Once we have an idea of the answers to these questions things can start to take shape.

An example in C++

In 32blit we provide you with a pre-built particle generator, it's a module which manages the creation and lifecycle of your particles (the fiddly boring bit).

All you need to do is provide two small bits of code:

Here we're using C++ but you can do exactly the same thing in Lua!

  • Setup function: Sets up the initial position and velocity.
  • Update function: Update the velocity (optional).

The particle generator takes care of the rest, constantly updating the particle positions and ages each time the game engine ticks and creating/destroying particles as required.

Let's take a look at how our rain could be implemented...

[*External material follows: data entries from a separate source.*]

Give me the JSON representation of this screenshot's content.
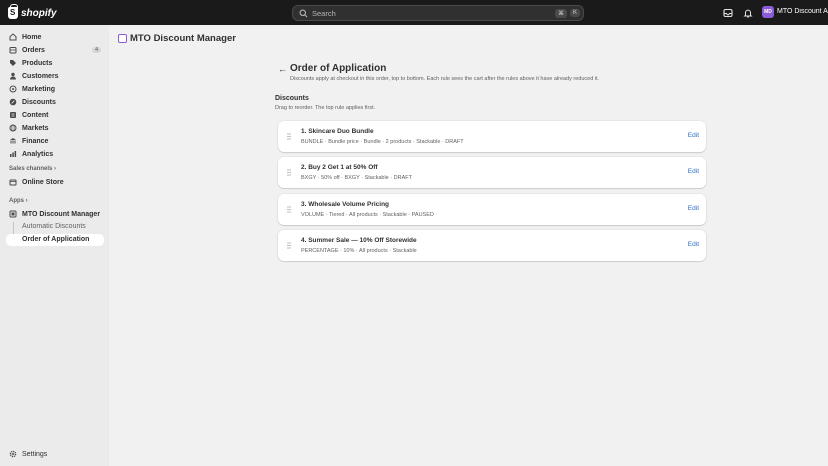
{
  "topbar": {
    "brand": "shopify",
    "search_placeholder": "Search",
    "shortcut_cmd": "⌘",
    "shortcut_key": "K",
    "store_initials": "MD",
    "store_name": "MTO Discount App"
  },
  "sidebar": {
    "items": [
      {
        "label": "Home",
        "icon": "home-icon"
      },
      {
        "label": "Orders",
        "icon": "orders-icon",
        "count": "4"
      },
      {
        "label": "Products",
        "icon": "tag-icon"
      },
      {
        "label": "Customers",
        "icon": "person-icon"
      },
      {
        "label": "Marketing",
        "icon": "target-icon"
      },
      {
        "label": "Discounts",
        "icon": "discount-icon"
      },
      {
        "label": "Content",
        "icon": "content-icon"
      },
      {
        "label": "Markets",
        "icon": "globe-icon"
      },
      {
        "label": "Finance",
        "icon": "bank-icon"
      },
      {
        "label": "Analytics",
        "icon": "chart-icon"
      }
    ],
    "sales_channels_label": "Sales channels",
    "online_store": "Online Store",
    "apps_label": "Apps",
    "app_name": "MTO Discount Manager",
    "sub_automatic": "Automatic Discounts",
    "sub_order": "Order of Application",
    "settings": "Settings"
  },
  "main": {
    "app_title": "MTO Discount Manager",
    "page_title": "Order of Application",
    "page_desc": "Discounts apply at checkout in this order, top to bottom. Each rule sees the cart after the rules above it have already reduced it.",
    "section_title": "Discounts",
    "section_desc": "Drag to reorder. The top rule applies first.",
    "edit_label": "Edit",
    "rules": [
      {
        "title": "1.  Skincare Duo Bundle",
        "meta": "BUNDLE  ·  Bundle price  ·  Bundle · 2 products  ·  Stackable  ·  DRAFT"
      },
      {
        "title": "2.  Buy 2 Get 1 at 50% Off",
        "meta": "BXGY  ·  50% off  ·  BXGY  ·  Stackable  ·  DRAFT"
      },
      {
        "title": "3.  Wholesale Volume Pricing",
        "meta": "VOLUME  ·  Tiered  ·  All products  ·  Stackable  ·  PAUSED"
      },
      {
        "title": "4.  Summer Sale — 10% Off Storewide",
        "meta": "PERCENTAGE  ·  10%  ·  All products  ·  Stackable"
      }
    ]
  }
}
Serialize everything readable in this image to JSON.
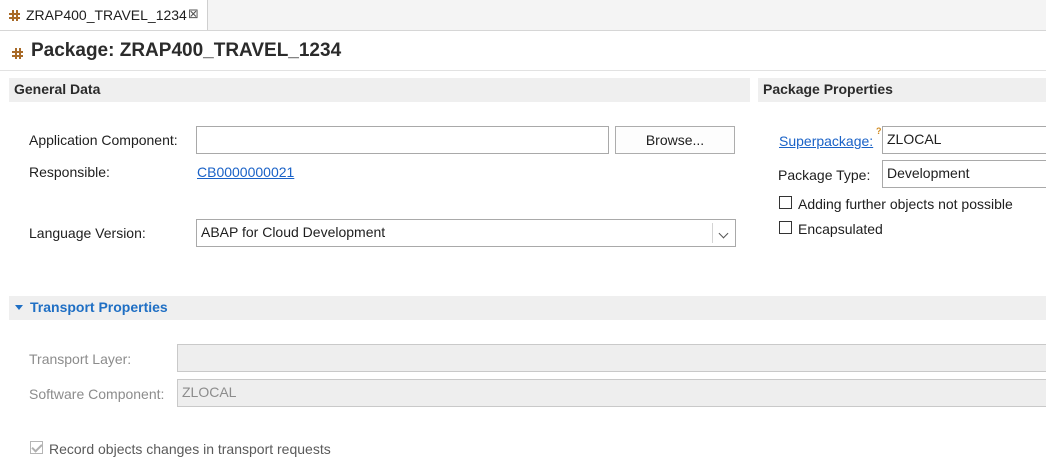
{
  "tab": {
    "label": "ZRAP400_TRAVEL_1234",
    "close_glyph": "⊠"
  },
  "header": {
    "title": "Package: ZRAP400_TRAVEL_1234"
  },
  "general": {
    "section_title": "General Data",
    "application_component": {
      "label": "Application Component:",
      "value": ""
    },
    "browse_label": "Browse...",
    "responsible": {
      "label": "Responsible:",
      "value": "CB0000000021"
    },
    "language_version": {
      "label": "Language Version:",
      "value": "ABAP for Cloud Development"
    }
  },
  "properties": {
    "section_title": "Package Properties",
    "superpackage": {
      "label": "Superpackage:",
      "value": "ZLOCAL"
    },
    "package_type": {
      "label": "Package Type:",
      "value": "Development"
    },
    "adding_further": {
      "label": "Adding further objects not possible",
      "checked": false
    },
    "encapsulated": {
      "label": "Encapsulated",
      "checked": false
    }
  },
  "transport": {
    "section_title": "Transport Properties",
    "layer": {
      "label": "Transport Layer:",
      "value": ""
    },
    "software_component": {
      "label": "Software Component:",
      "value": "ZLOCAL"
    },
    "record_changes": {
      "label": "Record objects changes in transport requests",
      "checked": true
    }
  },
  "colors": {
    "link": "#1a62c7",
    "section_bg": "#efefef",
    "package_icon": "#a86a28"
  },
  "icons": [
    "package-icon",
    "close-icon",
    "chevron-down-icon",
    "collapse-triangle-icon",
    "checkmark-icon"
  ]
}
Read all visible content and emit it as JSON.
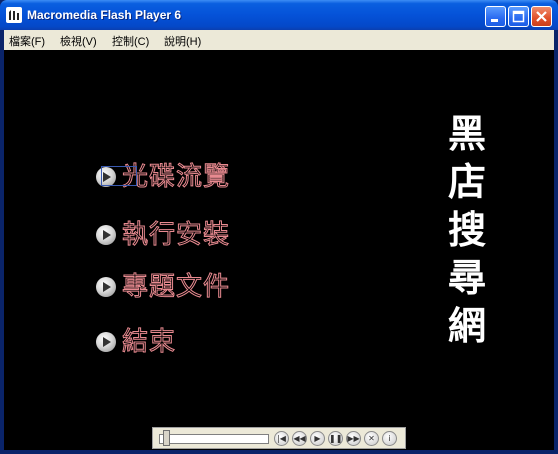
{
  "window": {
    "title": "Macromedia Flash Player 6",
    "controls": {
      "minimize_icon": "minimize-icon",
      "maximize_icon": "maximize-icon",
      "close_icon": "close-icon"
    }
  },
  "menubar": {
    "items": [
      {
        "label": "檔案(F)"
      },
      {
        "label": "檢視(V)"
      },
      {
        "label": "控制(C)"
      },
      {
        "label": "說明(H)"
      }
    ]
  },
  "stage": {
    "menu": [
      {
        "label": "光碟流覽"
      },
      {
        "label": "執行安裝"
      },
      {
        "label": "專題文件"
      },
      {
        "label": "結束"
      }
    ],
    "vertical_title": [
      "黑",
      "店",
      "搜",
      "尋",
      "網"
    ]
  },
  "controller": {
    "buttons": [
      "rewind-icon",
      "step-back-icon",
      "play-icon",
      "pause-icon",
      "step-forward-icon",
      "stop-icon",
      "info-icon"
    ]
  },
  "colors": {
    "titlebar": "#0552d8",
    "menubar": "#ece9d8",
    "stage": "#000000",
    "menu_text": "#e88a90",
    "vertical_title": "#ffffff"
  }
}
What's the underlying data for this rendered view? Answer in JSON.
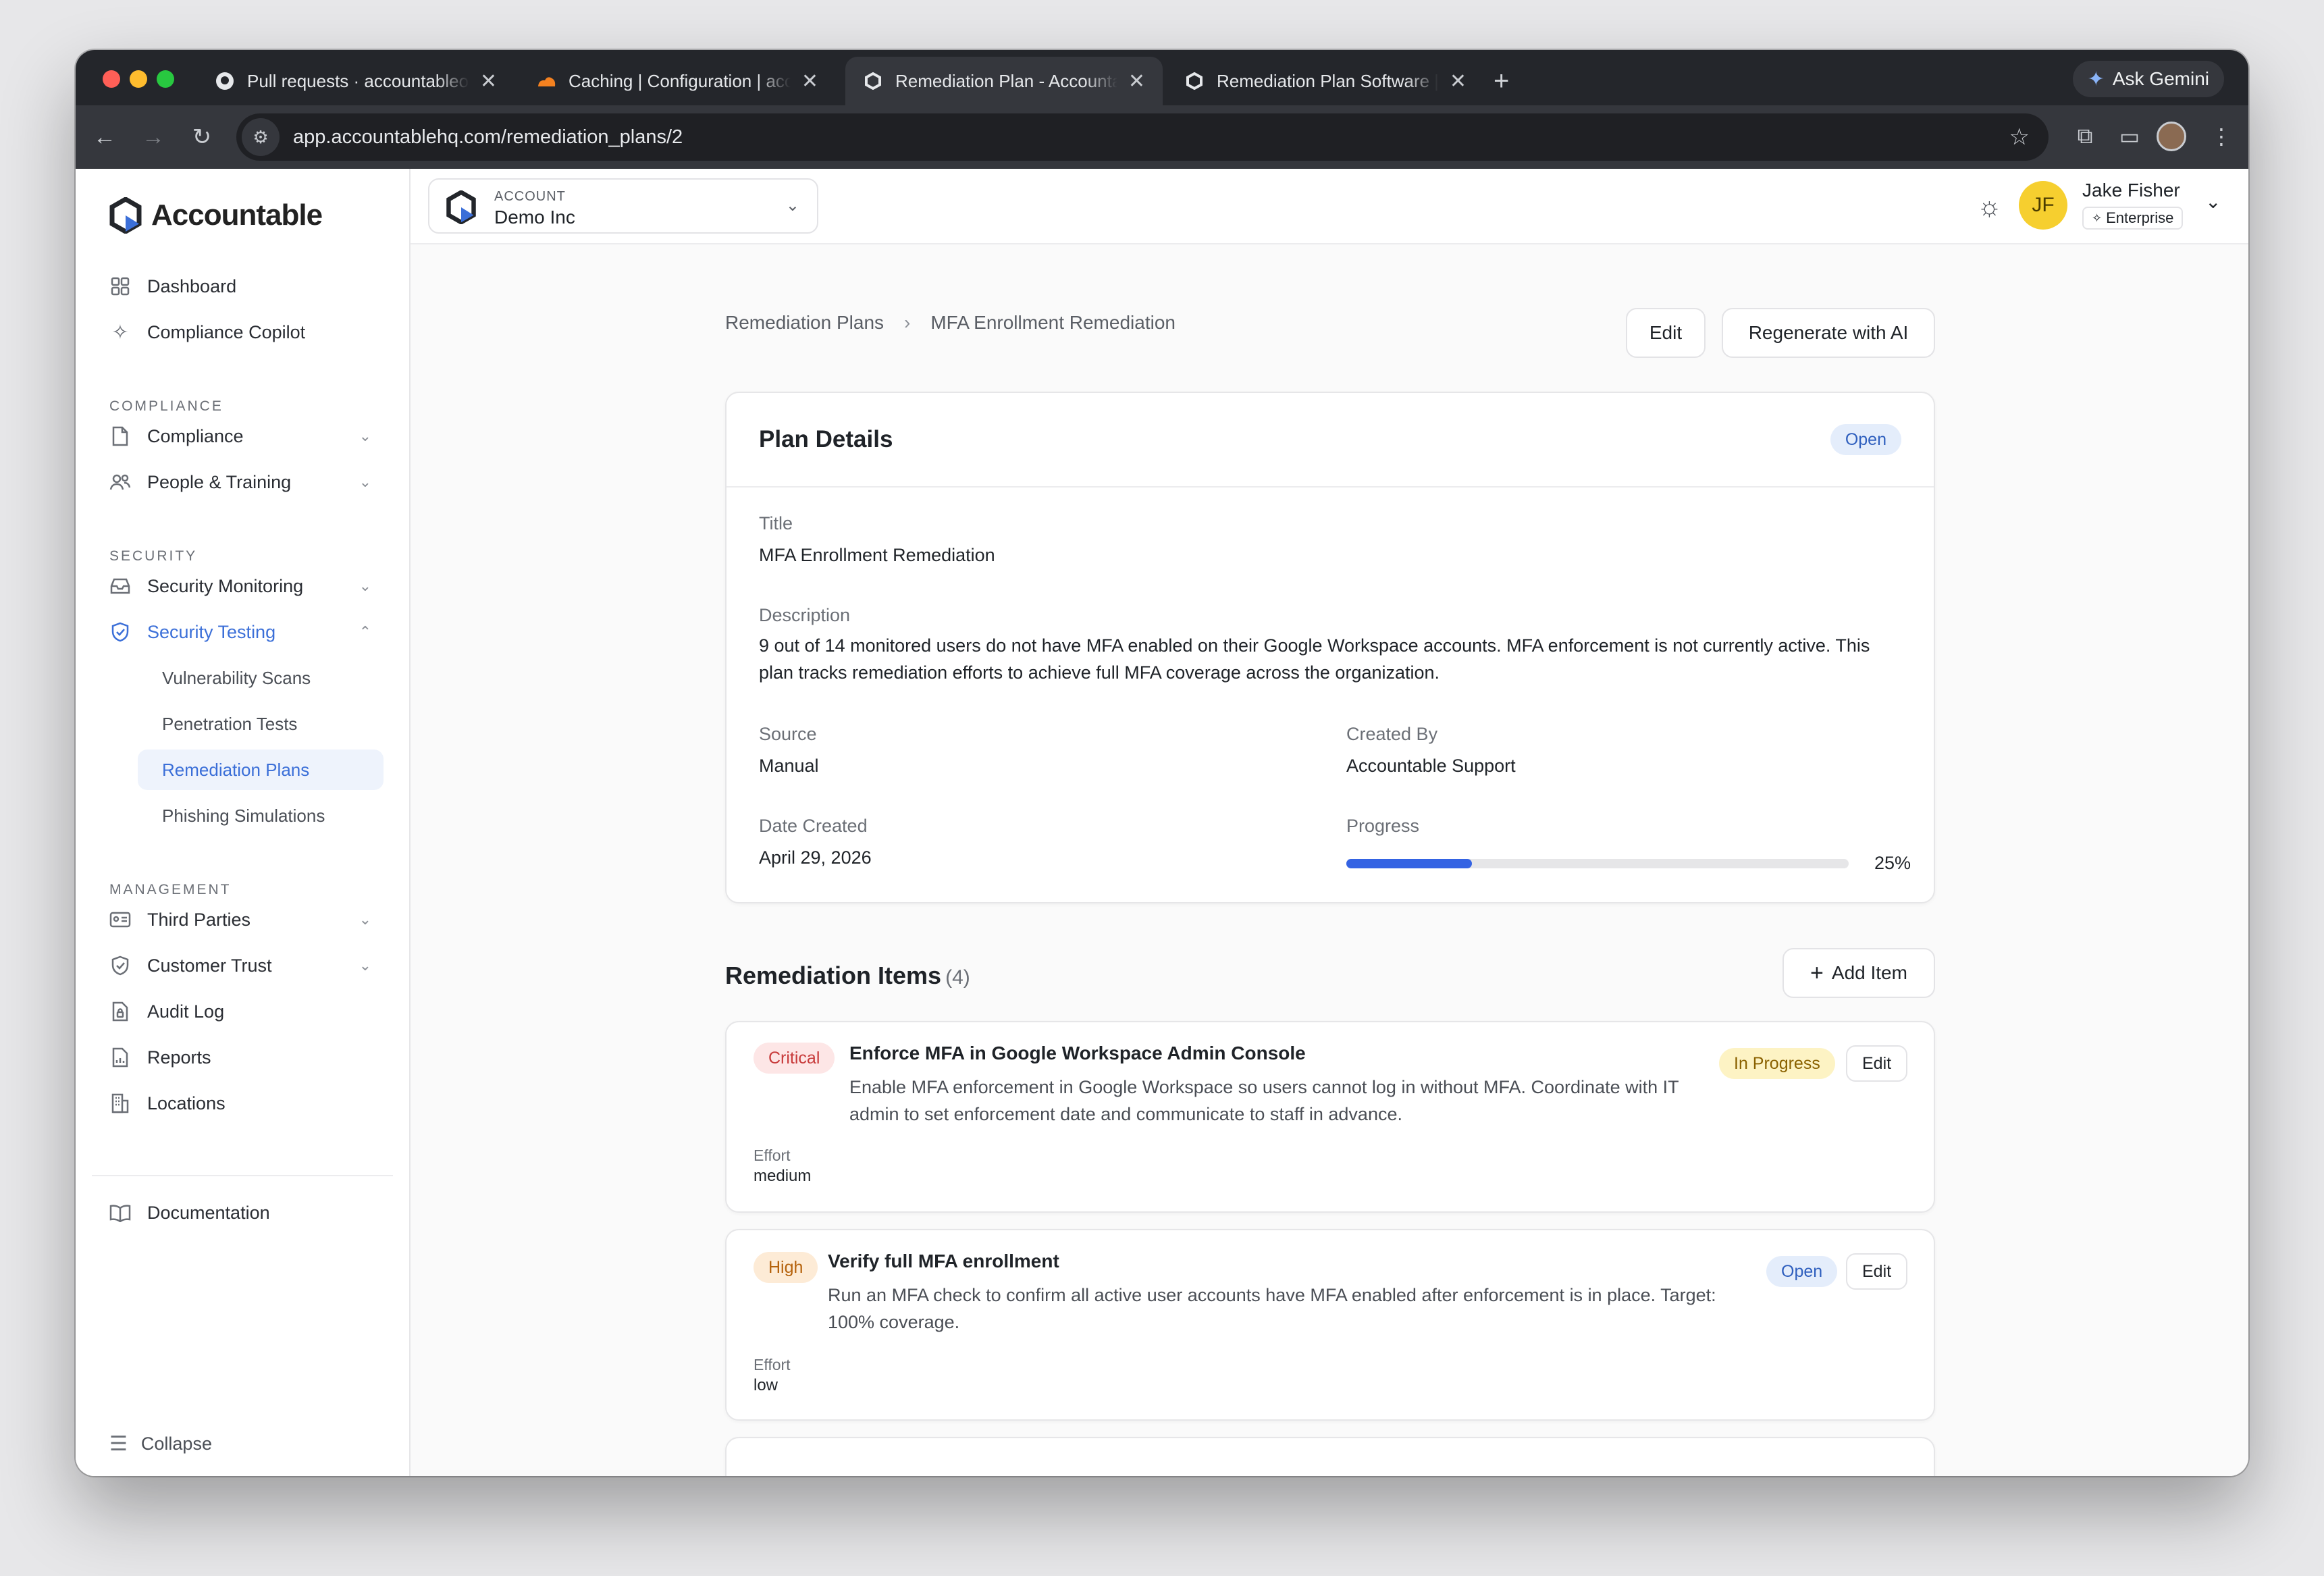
{
  "browser": {
    "tabs": [
      {
        "title": "Pull requests · accountableorg"
      },
      {
        "title": "Caching | Configuration | acco"
      },
      {
        "title": "Remediation Plan - Accountable"
      },
      {
        "title": "Remediation Plan Software | A"
      }
    ],
    "gemini_label": "Ask Gemini",
    "url": "app.accountablehq.com/remediation_plans/2"
  },
  "sidebar": {
    "brand": "Accountable",
    "top_items": [
      {
        "label": "Dashboard"
      },
      {
        "label": "Compliance Copilot"
      }
    ],
    "compliance_section": "COMPLIANCE",
    "compliance_items": [
      {
        "label": "Compliance"
      },
      {
        "label": "People & Training"
      }
    ],
    "security_section": "SECURITY",
    "security_items": [
      {
        "label": "Security Monitoring"
      },
      {
        "label": "Security Testing"
      }
    ],
    "security_sub_items": [
      {
        "label": "Vulnerability Scans"
      },
      {
        "label": "Penetration Tests"
      },
      {
        "label": "Remediation Plans"
      },
      {
        "label": "Phishing Simulations"
      }
    ],
    "management_section": "MANAGEMENT",
    "management_items": [
      {
        "label": "Third Parties"
      },
      {
        "label": "Customer Trust"
      },
      {
        "label": "Audit Log"
      },
      {
        "label": "Reports"
      },
      {
        "label": "Locations"
      }
    ],
    "documentation": "Documentation",
    "collapse": "Collapse"
  },
  "topbar": {
    "account_label": "ACCOUNT",
    "account_value": "Demo Inc",
    "user_initials": "JF",
    "user_name": "Jake Fisher",
    "user_plan": "Enterprise"
  },
  "breadcrumb": {
    "parent": "Remediation Plans",
    "current": "MFA Enrollment Remediation"
  },
  "actions": {
    "edit": "Edit",
    "regenerate": "Regenerate with AI"
  },
  "plan": {
    "heading": "Plan Details",
    "status": "Open",
    "title_label": "Title",
    "title_value": "MFA Enrollment Remediation",
    "description_label": "Description",
    "description_value": "9 out of 14 monitored users do not have MFA enabled on their Google Workspace accounts. MFA enforcement is not currently active. This plan tracks remediation efforts to achieve full MFA coverage across the organization.",
    "source_label": "Source",
    "source_value": "Manual",
    "created_by_label": "Created By",
    "created_by_value": "Accountable Support",
    "date_label": "Date Created",
    "date_value": "April 29, 2026",
    "progress_label": "Progress",
    "progress_text": "25%",
    "progress_fraction": 0.25
  },
  "items_section": {
    "heading": "Remediation Items",
    "count": "(4)",
    "add_label": "Add Item",
    "items": [
      {
        "priority": "Critical",
        "title": "Enforce MFA in Google Workspace Admin Console",
        "description": "Enable MFA enforcement in Google Workspace so users cannot log in without MFA. Coordinate with IT admin to set enforcement date and communicate to staff in advance.",
        "status": "In Progress",
        "edit": "Edit",
        "effort_label": "Effort",
        "effort": "medium"
      },
      {
        "priority": "High",
        "title": "Verify full MFA enrollment",
        "description": "Run an MFA check to confirm all active user accounts have MFA enabled after enforcement is in place. Target: 100% coverage.",
        "status": "Open",
        "edit": "Edit",
        "effort_label": "Effort",
        "effort": "low"
      }
    ]
  },
  "colors": {
    "accent": "#3b6fd8",
    "progress_fill": "#3463e3",
    "avatar": "#f6cf2f"
  }
}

void setup_rain(particle &p) {
    // new drops appear at the top of the screen
    p.pos.y = 0;            
    p.pos.x = (std::rand() % 120) + 100;    

    // travel at 100 pixels per second down the screen
    p.vel = vec2(0, 100);                   
}

void update_rain(particle &p) {
    // if the particle hits the bottom of the screen...
    if (p.pos.y >= 239) {
        p.pos.y = 239;
    }
}

uint16_t count = 250;
uint16_t lifetime = 4000; // 4 seconds
particle_generator rain(count, lifetime, setup_rain, update_rain);

When we come to render our frame we can just loop over the list of particles in the generator and draw them to the framebuffer however we want.

void render(uint32_t time_ms) {
    // raindrops keep falling on my head...
    fb.pen(rgba(128, 128, 255));
    for(auto &p : rain.particles) {
        fb.pixel(p.pos);
    }
}

And here's the result...

Just a few lines of code and it's pretty good!

Et voila! We have a torrent of blue pixels falling down the screen and landing at the bottom. The lifetime of the particles means they also "pool" for a while before being removed and reused.

It's not bad but we can do so much more...

Taking it further

This was a very simple example, all of our particles were the same, we didn't do any complicated collision detection, and we drew them as single blue pixels. Let's take this example much further by exploring:

  • Collision detection against your game world
  • Include gravity so that the particles accelerate over time
  • Add a "bounce" to the rain drops when they hit the ground
  • Draw elongated drops when moving faster
  • Alpha blend the raindrops with the background scenery

Each of these improvements will make our rain effect more compelling and interesting.

In the tutorials we'll cover other effects

See how the rain interacts with the logo in the corner, splashing on the top and dripping from the side. The same techniques are used to generate spark and smoke effects.